Gauteng Education MEC Panyaza Lesufi should not hold a job in government if he regards the choice to speak Afrikaans and the creation of a private Afrikaans-medium university as ‘racist’.

And that’s exactly how he sees it.

Lesufi took to Twitter – reposting a video showing men breaking ground for a new private Afrikaans-language university – to say: ‘There is no room in a non-racial South Africa for reminders of apartheid.’

He was responding to the announcement by trade union Solidarity of its plans to roll out a project to build alternative educational and work opportunities, one of which is a university.

Exploiting every anti-Afrikaans shibboleth he could, he added: ‘I just hate racism when I see one! (sic) A race-based institution in a non-racial society won’t succeed. Please don’t remind us about apartheid.’

Twitter, as per usual, was split. In response to those who said there was nothing wrong with an Afrikaans-medium university, Lesufi went into full social justice mode in saying, ‘It is not innocent, unfortunately. They are angry because RAU, Tukkies, Stellenbosch, etc are now accommodating other races and languages. We can’t go back to RAUs whether private or public, non-racialism is the future. Let’s defend it.’

It’s well known that Lesufi is a proponent of doing away with private education and ensuring that all education is provided for by the State. He would like to do to education what the ruling party is doing to land reform, health and pension funds.

But there is one unassailable fact, (and let’s be so bold as to call it a fact) that no one would trust the African National Congress (ANC) to run these mammoth public programmes in any way that is likely to succeed and certainly in no way that will produce anything like good outcomes.

Presumably, then, in order to get their hands on everything people hold dear, the ANC is going to have to change the Constitution to make sure that using after-tax money to create institutions that we as individuals would like to create is rendered impermissible.

If he sees the speaking of Afrikaans and the creation of a private Afrikaans-medium university as ‘racist’, Lesufi is clearly consumed by racism himself, and thus should not hold a job in government.

The motive that Lesufi ascribes to the creation of an Afrikaans-medium institution is neither relevant nor pertinent. It doesn’t matter whether people are now angry that Pretoria’s official language is English with some accommodation for Afrikaans and Sotho, that Stellenbosch has become an English-medium university, or that the University of the Free State’s decision to go English-medium was supported by the Constitutional Court on a specious basis, given the absence of evidence to support the university’s claim.

The point that must clearly be repeated over and over again is that private citizens are wholly entitled to spend after-tax money on building a university for teaching in the medium of instruction that they choose. It has absolutely nothing to do with Lesufi.

If Lesufi is reminded of apartheid every time he hears Afrikaans spoken – and if he thinks just the very breaking of ground for said university evokes the spectre of apartheid – then he is either too delicate to function in this society or he takes virtue signalling to new heights.
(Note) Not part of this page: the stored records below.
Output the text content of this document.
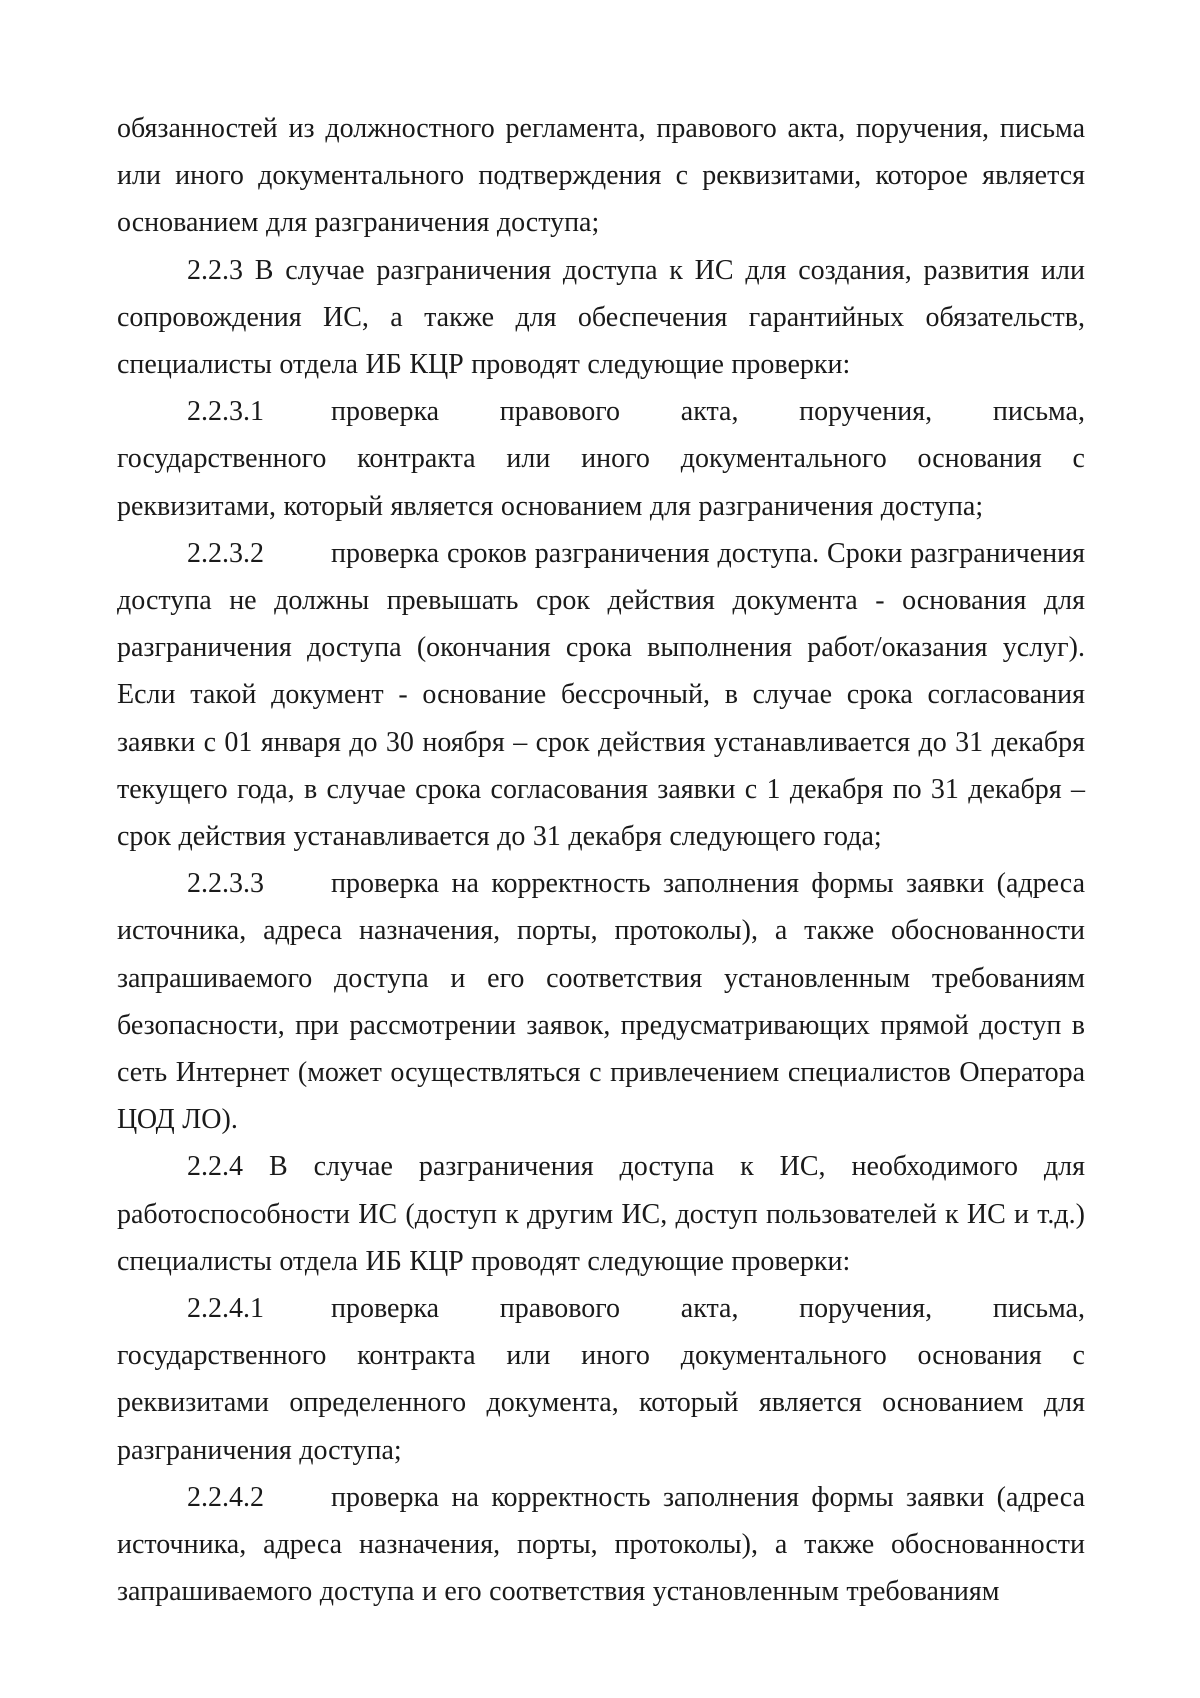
обязанностей из должностного регламента, правового акта, поручения, письма или иного документального подтверждения с реквизитами, которое является основанием для разграничения доступа;

2.2.3 В случае разграничения доступа к ИС для создания, развития или сопровождения ИС, а также для обеспечения гарантийных обязательств, специалисты отдела ИБ КЦР проводят следующие проверки:

2.2.3.1 проверка правового акта, поручения, письма, государственного контракта или иного документального основания с реквизитами, который является основанием для разграничения доступа;

2.2.3.2 проверка сроков разграничения доступа. Сроки разграничения доступа не должны превышать срок действия документа - основания для разграничения доступа (окончания срока выполнения работ/оказания услуг). Если такой документ - основание бессрочный, в случае срока согласования заявки с 01 января до 30 ноября – срок действия устанавливается до 31 декабря текущего года, в случае срока согласования заявки с 1 декабря по 31 декабря – срок действия устанавливается до 31 декабря следующего года;

2.2.3.3 проверка на корректность заполнения формы заявки (адреса источника, адреса назначения, порты, протоколы), а также обоснованности запрашиваемого доступа и его соответствия установленным требованиям безопасности, при рассмотрении заявок, предусматривающих прямой доступ в сеть Интернет (может осуществляться с привлечением специалистов Оператора ЦОД ЛО).

2.2.4 В случае разграничения доступа к ИС, необходимого для работоспособности ИС (доступ к другим ИС, доступ пользователей к ИС и т.д.) специалисты отдела ИБ КЦР проводят следующие проверки:

2.2.4.1 проверка правового акта, поручения, письма, государственного контракта или иного документального основания с реквизитами определенного документа, который является основанием для разграничения доступа;

2.2.4.2 проверка на корректность заполнения формы заявки (адреса источника, адреса назначения, порты, протоколы), а также обоснованности запрашиваемого доступа и его соответствия установленным требованиям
Quite apart from the fact that universities are not his area of competence, Lesufi can in no way assume that every student who chooses to attend the university will be white.

Clearly, the one natural consequence of this attitude is the possibility of negative consequences for Muslim schools, Jewish day schools and European language private schools.

The further absurdity is the corollary that, for Lesufi and people who think like him – like the Nelson Mandela Foundation with respect to the old flag – the very existence of whites may seem to them an act of racism and may, as they see it, justify their being banned, or worse. 

After the furore over his Twitter remarks at the weekend, Lesufi seemed to change his tune yesterday, tweeting: ‘I’ve just enrolled for my Afrikaans lessons. The way I am so misunderstood by our fellow citizens I felt I should polish my Afrikaans knowledge so that we can work together for a truly non-racial South Africa.’

But does this mean he repudiates the sentiments he expressed just a day earlier? If not, what’s the point?

Sara Gon is the head of strategic engagement at the IRR.